18/03/2015 17:08 - Segurança
Radioagência
Em comissão geral, debatedores pedem definição de financiamento da segurança pública
O Plenário da Câmara se transformou em comissão geral nesta quarta-feira (18) para discutir um assunto que preocupa todos os brasileiros: a segurança pública. Durante mais de quatro horas, deputados, policiais, juízes, promotores e secretários de Segurança de vários estados apontaram as saídas para diminuir a criminalidade no Brasil, onde 50 mil pessoas são assassinadas por ano.
A maioria das propostas girou em torno de três pontos principais: mais investimentos, mudanças na legislação e o funcionamento dos órgãos de segurança. Foi consenso entre os participantes que é preciso mais recursos para equipar as forças policiais e para melhorar a situação dos presídios.

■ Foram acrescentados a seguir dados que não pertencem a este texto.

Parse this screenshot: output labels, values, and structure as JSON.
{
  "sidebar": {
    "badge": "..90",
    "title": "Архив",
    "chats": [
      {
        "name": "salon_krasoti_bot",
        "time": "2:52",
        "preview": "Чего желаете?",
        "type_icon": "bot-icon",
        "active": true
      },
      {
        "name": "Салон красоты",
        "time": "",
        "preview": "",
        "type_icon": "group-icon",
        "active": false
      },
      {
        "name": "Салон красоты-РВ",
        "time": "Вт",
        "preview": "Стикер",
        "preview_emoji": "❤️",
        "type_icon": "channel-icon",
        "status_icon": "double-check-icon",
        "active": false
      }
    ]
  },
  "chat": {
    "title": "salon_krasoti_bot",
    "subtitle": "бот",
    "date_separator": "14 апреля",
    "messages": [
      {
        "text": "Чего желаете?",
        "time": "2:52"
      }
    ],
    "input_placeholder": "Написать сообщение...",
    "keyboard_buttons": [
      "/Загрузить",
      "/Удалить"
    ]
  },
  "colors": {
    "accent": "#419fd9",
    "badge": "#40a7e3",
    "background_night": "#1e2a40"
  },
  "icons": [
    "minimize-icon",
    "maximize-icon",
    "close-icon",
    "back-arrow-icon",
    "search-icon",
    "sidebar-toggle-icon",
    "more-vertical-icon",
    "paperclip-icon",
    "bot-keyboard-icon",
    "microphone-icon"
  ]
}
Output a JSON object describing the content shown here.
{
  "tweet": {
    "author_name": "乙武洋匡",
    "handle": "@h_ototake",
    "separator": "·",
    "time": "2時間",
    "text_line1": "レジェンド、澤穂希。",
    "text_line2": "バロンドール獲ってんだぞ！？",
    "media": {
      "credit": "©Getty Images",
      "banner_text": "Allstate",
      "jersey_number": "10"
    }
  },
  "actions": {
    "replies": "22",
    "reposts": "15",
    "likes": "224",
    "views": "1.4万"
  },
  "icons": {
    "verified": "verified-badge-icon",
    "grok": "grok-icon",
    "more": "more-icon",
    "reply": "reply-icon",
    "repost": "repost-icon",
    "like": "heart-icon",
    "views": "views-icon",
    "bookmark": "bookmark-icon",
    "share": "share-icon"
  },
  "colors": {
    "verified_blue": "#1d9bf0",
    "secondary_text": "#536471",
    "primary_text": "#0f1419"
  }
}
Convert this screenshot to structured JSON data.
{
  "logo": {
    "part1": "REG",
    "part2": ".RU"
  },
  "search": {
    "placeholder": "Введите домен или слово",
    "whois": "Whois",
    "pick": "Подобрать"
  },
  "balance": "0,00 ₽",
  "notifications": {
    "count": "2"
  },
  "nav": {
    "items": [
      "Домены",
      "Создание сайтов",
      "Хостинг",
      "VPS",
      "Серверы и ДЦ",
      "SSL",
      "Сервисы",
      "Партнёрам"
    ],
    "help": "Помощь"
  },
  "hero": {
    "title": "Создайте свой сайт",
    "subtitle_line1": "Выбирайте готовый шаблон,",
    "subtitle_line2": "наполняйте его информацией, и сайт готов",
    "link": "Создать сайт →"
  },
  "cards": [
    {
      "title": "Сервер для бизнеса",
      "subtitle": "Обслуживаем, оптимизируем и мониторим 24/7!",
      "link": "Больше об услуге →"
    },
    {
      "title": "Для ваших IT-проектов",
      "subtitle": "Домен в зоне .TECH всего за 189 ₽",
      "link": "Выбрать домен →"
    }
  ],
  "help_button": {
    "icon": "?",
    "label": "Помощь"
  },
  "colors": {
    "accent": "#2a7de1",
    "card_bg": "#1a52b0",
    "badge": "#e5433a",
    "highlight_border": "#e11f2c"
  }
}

O secretário de Segurança Pública do Distrito Federal, Arthur Trindade, disse que os estados são responsáveis por quase 70% dos investimentos contra a violência. Ele cobrou uma participação maior do governo federal — mesma linha adotada pela representante das prefeituras no debate, Helena Garrido, diretora da Confederação Nacional dos Municípios. Segundo ela, os municípios não têm condições de gastar com treinamento e armamento de agentes de segurança.
Em relação aos presídios, a defensora pública da União Tatiana Melo Bianchini apresentou um dado que tem relação direta com os índices de violência. De acordo com o Conselho Nacional de Justiça, há quase 600 mil presos no País, sendo que existem apenas 350 mil vagas no sistema prisional.
"O encarceramento em massa não está sendo eficaz para reduzir a criminalidade no Brasil. Nós temos é um índice de reincidência que beira a casa dos 70%."
A superlotação do sistema carcerário foi usada como justificativa para a adoção de penas alternativas no País. Essa foi uma das mudanças legais sugeridas no Plenário da Câmara. Outras propostas já estão em tramitação, como a que regulamenta as atividades das Guardas Municipais, a que institui um piso salarial mínimo para os policiais militares e o projeto que proíbe a custódia de presos nas delegacias de polícia. Outro projeto defendido principalmente por representantes dos policiais foi o que reduz de 18 para 16 anos a maioridade penal — uma maneira de tratar o adolescente infrator com as mesmas penas dos adultos.
A ministra da Secretaria de Direitos Humanos da Presidência da República, Ideli Salvatti, acha que o foco da discussão deveria ser a violência contra os jovens.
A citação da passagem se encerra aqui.